Transportation Recovery Fund (TRF) is believed to have sold two more tankers in an active period of disposals by the shipowner.

The Norwegian-American private equity fund has sold the 36,700-dwt TRF Memphis and TRF Mobile (both built 2016), according to brokers in Europe and the US.

One source suggests the sale price was $69m total, or $34.5m each, while another said $38m each.

Regardless, the reported sale values are lower than valuation services.

VesselsValue suggests the TRF Memphis is worth $43.7m, while it estimates the TRF Mobile at $44.1m. MSI Horizon gives both ships a valuation between $35.3m and $43.4m.

TRF did not respond to a request for comment.

Brokers explained that the price could reflect an adjustment to the end time of charters attached to the tankers.

The vessels, built at Hyundai Mipo, are scrubber-fitted, eco-designed and are said to have been bought by Norwegian owners.

Both trade in Hafnia pools.

The company, which has offices in midtown Manhattan and Oslo’s Barcode, has been linked to 12 sales since last October, including the TRF Memphis and TRF Mobile.

Higher-profile deals include the sale of the 49,100-dwt TRF Bergen (built 2015) to Hafnia for around $36m and the 297,600-dwt TRF Horten (built 2018) to Zodiac Maritime for $102m.

Others have been below the radar, including four smaller tankers: the 37,600-dwt TRF Mongstad, TRF Moss, TRF Mandal and TRF Marquette (all built 2016).

The TRF Mongstad and TRF Moss were said to have been sold for $36.5m each to Hafnia, which denied involvement.

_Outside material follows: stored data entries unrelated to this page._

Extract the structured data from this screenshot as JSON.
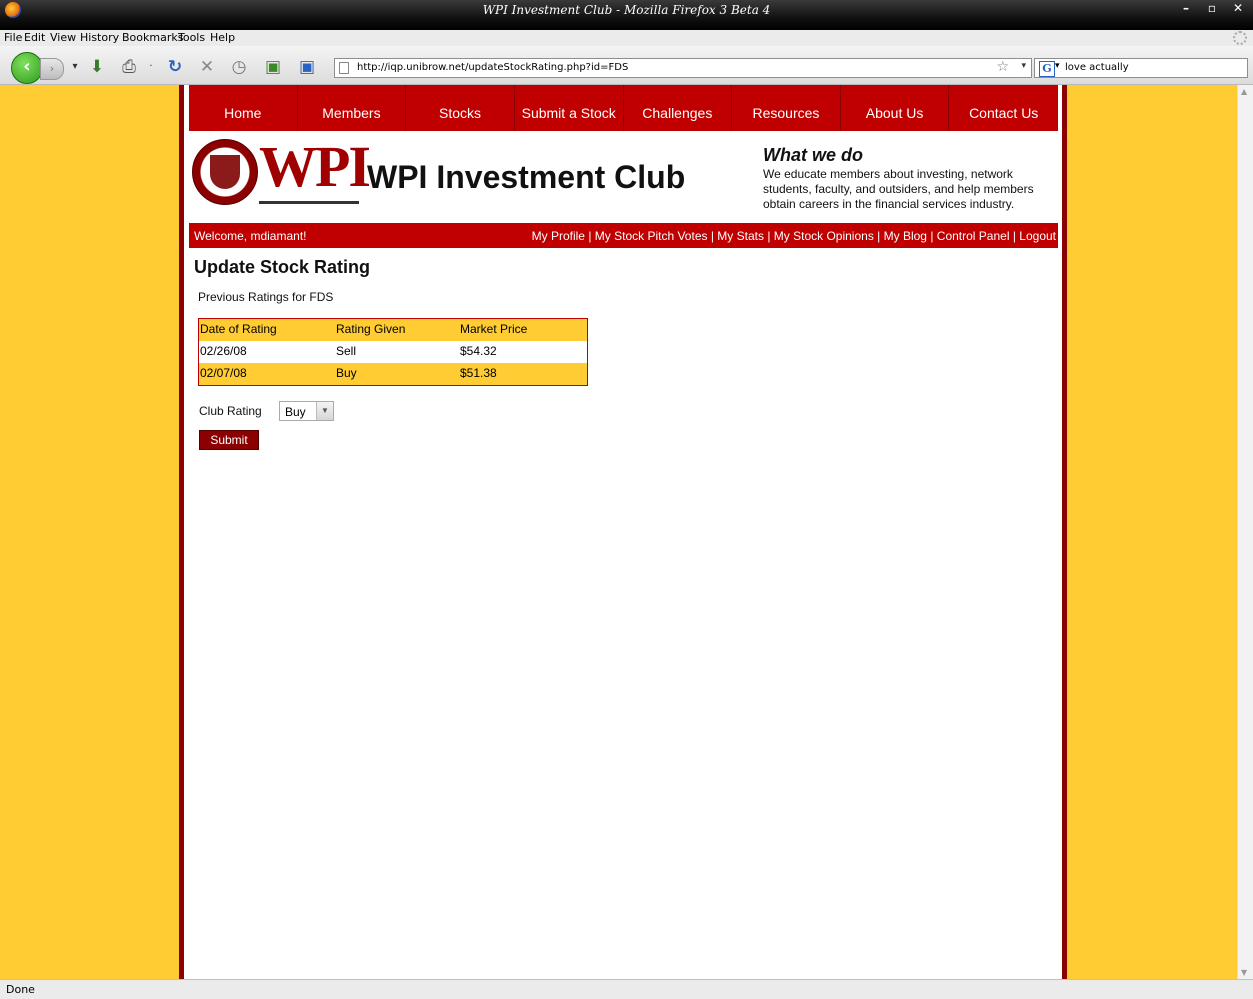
{
  "window": {
    "title": "WPI Investment Club - Mozilla Firefox 3 Beta 4",
    "controls": [
      "minimize",
      "maximize",
      "close"
    ]
  },
  "menu": [
    "File",
    "Edit",
    "View",
    "History",
    "Bookmarks",
    "Tools",
    "Help"
  ],
  "toolbar": {
    "back_icon": "back-arrow-icon",
    "forward_icon": "forward-arrow-icon",
    "url": "http://iqp.unibrow.net/updateStockRating.php?id=FDS",
    "search_engine": "G",
    "search_term": "love actually"
  },
  "site": {
    "nav": [
      "Home",
      "Members",
      "Stocks",
      "Submit a Stock",
      "Challenges",
      "Resources",
      "About Us",
      "Contact Us"
    ],
    "logo_text": "WPI",
    "club_name": "WPI Investment Club",
    "what_we_do_heading": "What we do",
    "what_we_do_text": "We educate members about investing, network students, faculty, and outsiders, and help members obtain careers in the financial services industry.",
    "welcome": "Welcome, mdiamant!",
    "user_links": [
      "My Profile",
      "My Stock Pitch Votes",
      "My Stats",
      "My Stock Opinions",
      "My Blog",
      "Control Panel",
      "Logout"
    ],
    "link_separator": "|"
  },
  "page": {
    "heading": "Update Stock Rating",
    "previous_label": "Previous Ratings for FDS",
    "table": {
      "headers": [
        "Date of Rating",
        "Rating Given",
        "Market Price"
      ],
      "rows": [
        [
          "02/26/08",
          "Sell",
          "$54.32"
        ],
        [
          "02/07/08",
          "Buy",
          "$51.38"
        ]
      ]
    },
    "club_rating_label": "Club Rating",
    "club_rating_value": "Buy",
    "submit_label": "Submit"
  },
  "status": "Done",
  "colors": {
    "site_red": "#c00000",
    "dark_red": "#8b0000",
    "gold": "#ffcc33"
  }
}
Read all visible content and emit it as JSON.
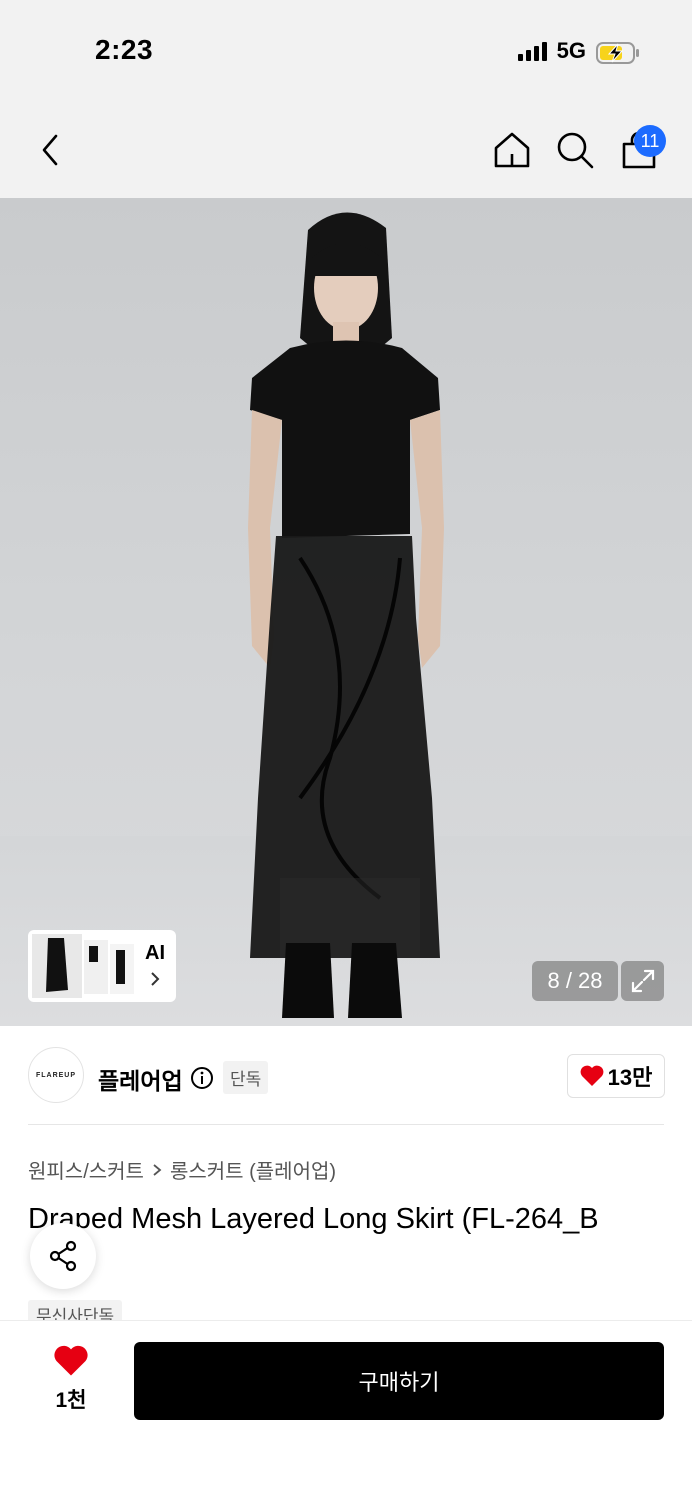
{
  "status_bar": {
    "time": "2:23",
    "network": "5G"
  },
  "nav": {
    "cart_badge": "11"
  },
  "gallery": {
    "counter": "8 / 28",
    "ai_label": "AI"
  },
  "brand": {
    "logo_text": "FLAREUP",
    "name": "플레어업",
    "tag": "단독",
    "likes": "13만"
  },
  "breadcrumb": {
    "category": "원피스/스커트",
    "subcategory": "롱스커트 (플레어업)"
  },
  "product": {
    "title": "Draped Mesh Layered Long Skirt (FL-264_B",
    "tag": "무신사단독"
  },
  "bottom_bar": {
    "wish_count": "1천",
    "buy_label": "구매하기"
  },
  "colors": {
    "accent_blue": "#1c6bff",
    "heart_red": "#e60012",
    "buy_button": "#000000"
  }
}
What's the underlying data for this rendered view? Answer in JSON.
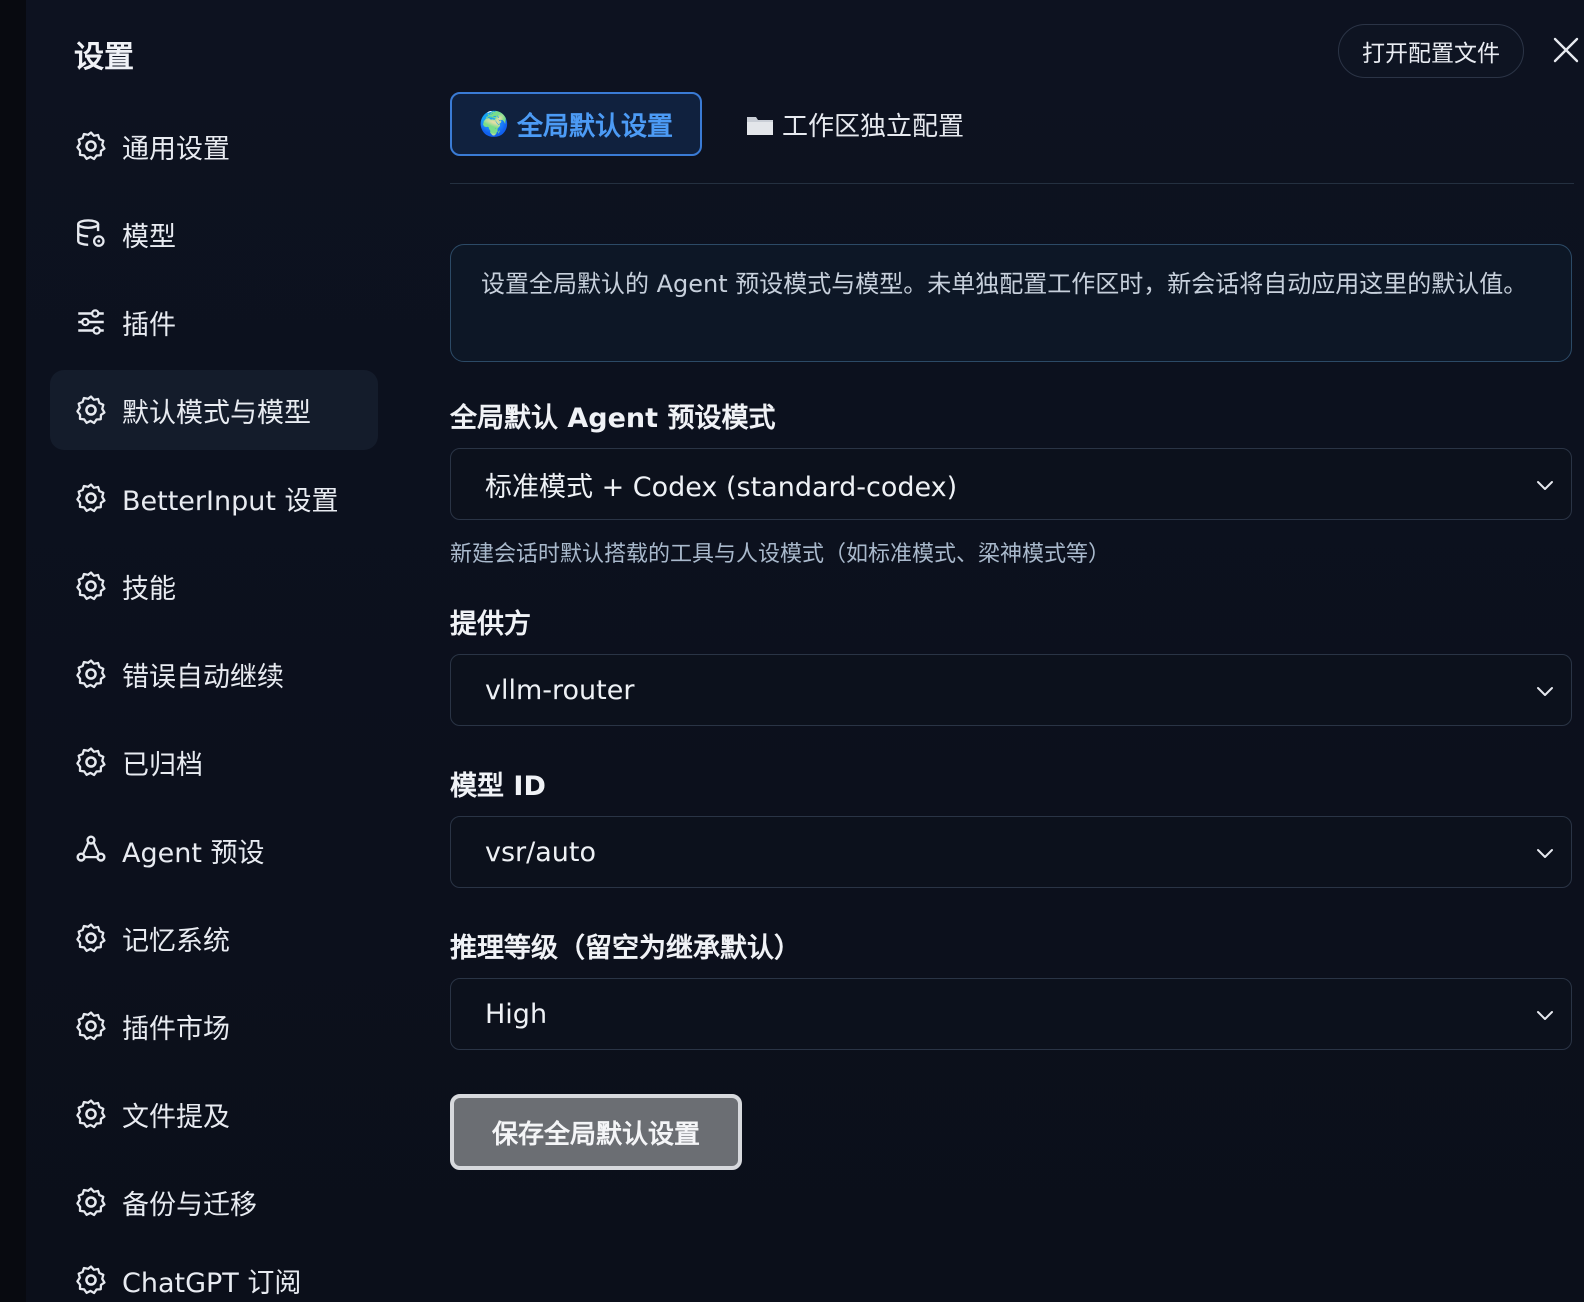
{
  "header": {
    "title": "设置",
    "open_config_label": "打开配置文件"
  },
  "sidebar": {
    "items": [
      {
        "label": "通用设置",
        "icon": "gear-icon"
      },
      {
        "label": "模型",
        "icon": "database-gear-icon"
      },
      {
        "label": "插件",
        "icon": "sliders-icon"
      },
      {
        "label": "默认模式与模型",
        "icon": "gear-icon",
        "active": true
      },
      {
        "label": "BetterInput 设置",
        "icon": "gear-icon"
      },
      {
        "label": "技能",
        "icon": "gear-icon"
      },
      {
        "label": "错误自动继续",
        "icon": "gear-icon"
      },
      {
        "label": "已归档",
        "icon": "gear-icon"
      },
      {
        "label": "Agent 预设",
        "icon": "robot-icon"
      },
      {
        "label": "记忆系统",
        "icon": "gear-icon"
      },
      {
        "label": "插件市场",
        "icon": "gear-icon"
      },
      {
        "label": "文件提及",
        "icon": "gear-icon"
      },
      {
        "label": "备份与迁移",
        "icon": "gear-icon"
      },
      {
        "label": "ChatGPT 订阅",
        "icon": "gear-icon"
      }
    ]
  },
  "tabs": {
    "global_icon": "🌍",
    "global_label": "全局默认设置",
    "workspace_label": "工作区独立配置"
  },
  "info": {
    "text": "设置全局默认的 Agent 预设模式与模型。未单独配置工作区时，新会话将自动应用这里的默认值。"
  },
  "form": {
    "preset_label": "全局默认 Agent 预设模式",
    "preset_value": "标准模式 + Codex (standard-codex)",
    "preset_hint": "新建会话时默认搭载的工具与人设模式（如标准模式、梁神模式等）",
    "provider_label": "提供方",
    "provider_value": "vllm-router",
    "model_label": "模型 ID",
    "model_value": "vsr/auto",
    "reasoning_label": "推理等级（留空为继承默认）",
    "reasoning_value": "High",
    "save_label": "保存全局默认设置"
  },
  "colors": {
    "accent": "#3a7bd5",
    "background": "#0b0f1a",
    "active_nav": "#141c2b"
  }
}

Last month, TradeWinds reported the TRF Mandal and TRF Marquette as sold to Greek-Danish outfit Sokana for $38m each.

Tanker asset prices are strengthening, on the back of a mostly stronger market and small orderbook.

Clarksons said in its weekly report that a 10-year-old, 37,000-dwt handysize tanker was worth $34m over the past three months, a slight strengthening.

In 2021, a similar ship was worth just $14.5m before climbing to $23m in 2022 and $29m in 2023.

Following the sale, TRF has eight tankers on the water, plus five under construction.